Wird das bei den Frauen ein Oranje-Feiertag heute? Im Ziel kommt Ellen van Dijk mit einer deutlichen neuen Bestzeit an. Und praktisch zeitgleich wird für ihre Landsfrau Demi Vollering eine neue beste erste Zwischenzeit gestoppt. Vollering hat Heimvorteil. Sie lebt seit mehreren Jahren in der Schweiz, aktuell im luzernischen Meggen.
Liechti auf Rang 8
Nach 52 Fahrerinnen belegt Jasmin Liechti den 8. Platz. Unterwegs ist die zweite und letzte Schweizerin: Elena Hartmann (33), die grosse Hoffnung aus Schweizer Sicht in diesem Einzelzeitfahren.
So geht Mütze
Keiner zu alt, ein Velokäppi zu tragen! Das Accessoire ist dieser Tage ganz offensichtlich angesagt in Zürich!
Fahrer verfolgen
Auch in Küsnacht lässt der Fan-Ansturm noch auf sich warten. Martin Bäbler und Micha von Allmen sind aber schon seit dem frühen Morgen «voll drin», wie von Allmen am Lenker erzählt. Auf einem der zahlreichen Kamera-Motorräder sind sie heute zu ersten Mal auf der Strecke im Einsatz. Gemeinsam werden sie jeden Renntag der Rad-WM begleiten. Im Rucksack mit dabei: Zehn SIM-Karten, die die Verantwortlichen der Live-Produktion in Zürich nach Belieben anzapfen. An der Seestrasse in Küsnacht warten die beiden, bis sie auf die Verfolgung der nächsten Fahrerin geschickt werden.

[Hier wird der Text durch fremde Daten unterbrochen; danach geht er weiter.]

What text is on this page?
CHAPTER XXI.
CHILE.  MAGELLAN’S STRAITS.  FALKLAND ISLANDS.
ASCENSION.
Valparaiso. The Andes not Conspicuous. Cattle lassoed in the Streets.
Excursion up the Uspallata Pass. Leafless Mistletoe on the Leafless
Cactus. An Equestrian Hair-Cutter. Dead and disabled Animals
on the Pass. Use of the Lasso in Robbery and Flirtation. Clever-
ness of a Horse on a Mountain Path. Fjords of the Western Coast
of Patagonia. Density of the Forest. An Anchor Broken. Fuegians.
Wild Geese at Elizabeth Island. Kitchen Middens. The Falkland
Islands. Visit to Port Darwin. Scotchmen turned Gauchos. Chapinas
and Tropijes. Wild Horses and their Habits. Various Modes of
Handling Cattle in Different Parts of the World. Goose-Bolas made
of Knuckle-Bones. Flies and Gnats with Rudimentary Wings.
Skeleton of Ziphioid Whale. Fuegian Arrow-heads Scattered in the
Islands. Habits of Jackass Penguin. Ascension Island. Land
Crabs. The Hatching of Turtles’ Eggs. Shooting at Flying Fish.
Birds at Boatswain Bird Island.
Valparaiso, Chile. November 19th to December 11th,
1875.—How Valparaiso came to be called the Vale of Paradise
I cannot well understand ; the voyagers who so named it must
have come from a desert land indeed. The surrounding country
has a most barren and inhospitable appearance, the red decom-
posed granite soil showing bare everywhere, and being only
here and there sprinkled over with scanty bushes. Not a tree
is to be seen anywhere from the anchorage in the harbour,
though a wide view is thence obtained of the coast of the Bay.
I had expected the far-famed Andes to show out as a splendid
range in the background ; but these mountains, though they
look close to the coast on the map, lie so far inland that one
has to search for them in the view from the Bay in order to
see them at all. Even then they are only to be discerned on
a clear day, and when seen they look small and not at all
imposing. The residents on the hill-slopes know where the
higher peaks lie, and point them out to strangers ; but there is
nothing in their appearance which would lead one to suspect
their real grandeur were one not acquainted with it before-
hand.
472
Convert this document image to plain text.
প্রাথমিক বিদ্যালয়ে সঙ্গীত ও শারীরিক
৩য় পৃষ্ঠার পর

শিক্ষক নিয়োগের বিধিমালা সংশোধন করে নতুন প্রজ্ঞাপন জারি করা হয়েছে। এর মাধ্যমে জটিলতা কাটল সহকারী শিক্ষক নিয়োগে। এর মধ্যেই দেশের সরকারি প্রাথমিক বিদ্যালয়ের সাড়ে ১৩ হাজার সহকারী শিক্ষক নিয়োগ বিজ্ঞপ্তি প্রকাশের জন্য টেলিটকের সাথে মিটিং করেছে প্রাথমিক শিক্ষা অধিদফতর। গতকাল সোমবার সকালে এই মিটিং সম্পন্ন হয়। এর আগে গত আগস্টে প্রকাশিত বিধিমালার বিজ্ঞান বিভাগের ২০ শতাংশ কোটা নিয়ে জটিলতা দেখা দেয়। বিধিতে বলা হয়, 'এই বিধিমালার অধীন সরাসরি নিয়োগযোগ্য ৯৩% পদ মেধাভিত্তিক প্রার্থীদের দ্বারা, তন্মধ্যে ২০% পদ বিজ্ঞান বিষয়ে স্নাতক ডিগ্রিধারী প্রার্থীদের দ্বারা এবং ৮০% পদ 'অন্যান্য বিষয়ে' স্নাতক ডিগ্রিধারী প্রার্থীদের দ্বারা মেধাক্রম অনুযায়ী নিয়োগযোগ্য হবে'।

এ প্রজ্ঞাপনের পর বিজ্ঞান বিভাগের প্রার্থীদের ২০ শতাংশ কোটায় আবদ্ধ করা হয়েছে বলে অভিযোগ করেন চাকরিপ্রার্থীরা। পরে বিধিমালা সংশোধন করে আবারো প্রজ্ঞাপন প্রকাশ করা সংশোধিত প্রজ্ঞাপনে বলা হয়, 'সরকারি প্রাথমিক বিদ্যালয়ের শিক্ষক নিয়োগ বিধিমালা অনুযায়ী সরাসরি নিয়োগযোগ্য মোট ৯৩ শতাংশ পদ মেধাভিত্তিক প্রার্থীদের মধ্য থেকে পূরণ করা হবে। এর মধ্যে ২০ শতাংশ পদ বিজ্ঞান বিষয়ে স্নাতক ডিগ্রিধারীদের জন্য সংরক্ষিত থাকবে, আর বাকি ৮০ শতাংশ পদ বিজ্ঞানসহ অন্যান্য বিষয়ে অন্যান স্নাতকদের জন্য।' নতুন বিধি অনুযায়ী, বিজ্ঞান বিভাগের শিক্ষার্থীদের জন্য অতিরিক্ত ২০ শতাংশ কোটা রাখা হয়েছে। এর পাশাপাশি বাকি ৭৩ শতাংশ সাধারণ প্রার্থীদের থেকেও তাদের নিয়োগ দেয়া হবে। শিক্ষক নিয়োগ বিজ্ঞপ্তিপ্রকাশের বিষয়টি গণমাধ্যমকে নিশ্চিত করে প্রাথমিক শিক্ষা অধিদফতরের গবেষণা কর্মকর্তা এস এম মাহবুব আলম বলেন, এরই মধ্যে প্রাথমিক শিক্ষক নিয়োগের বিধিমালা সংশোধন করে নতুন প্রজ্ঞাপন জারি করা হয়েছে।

Zwei Fahrerinnen und Fahrer pro Nation
Beim Zeitfahren konnten die verschiedenen Nationen übrigens je zwei Fahrerinnen und Fahrer ins Rennen schicken. Zusätzlich am Start ist bei den Männern Noch-Weltmeister Remco Evenepoel aus Belgien, der Europameister Joshua Tarling aus Grossbritannien, der Panamerican Meister Walter Alejandro Vargas Alzate, der Asiatische Meister Yevgeniy Fedorov und der Meister von Ozeanien Aaron Murray Gate.
Bei den Frauen sind zusätzlich dabei Noch-Weltmeisterin Chloe Dygert (USA), die Olympiasiegerin Grace Brown (AUS), die Panamerican Meisterin Amber Leone Neben, die Asiatische Meisterin Olga Zabelinskaya (UZB) und die ozeanischen Meisterin Isabelle Carnes.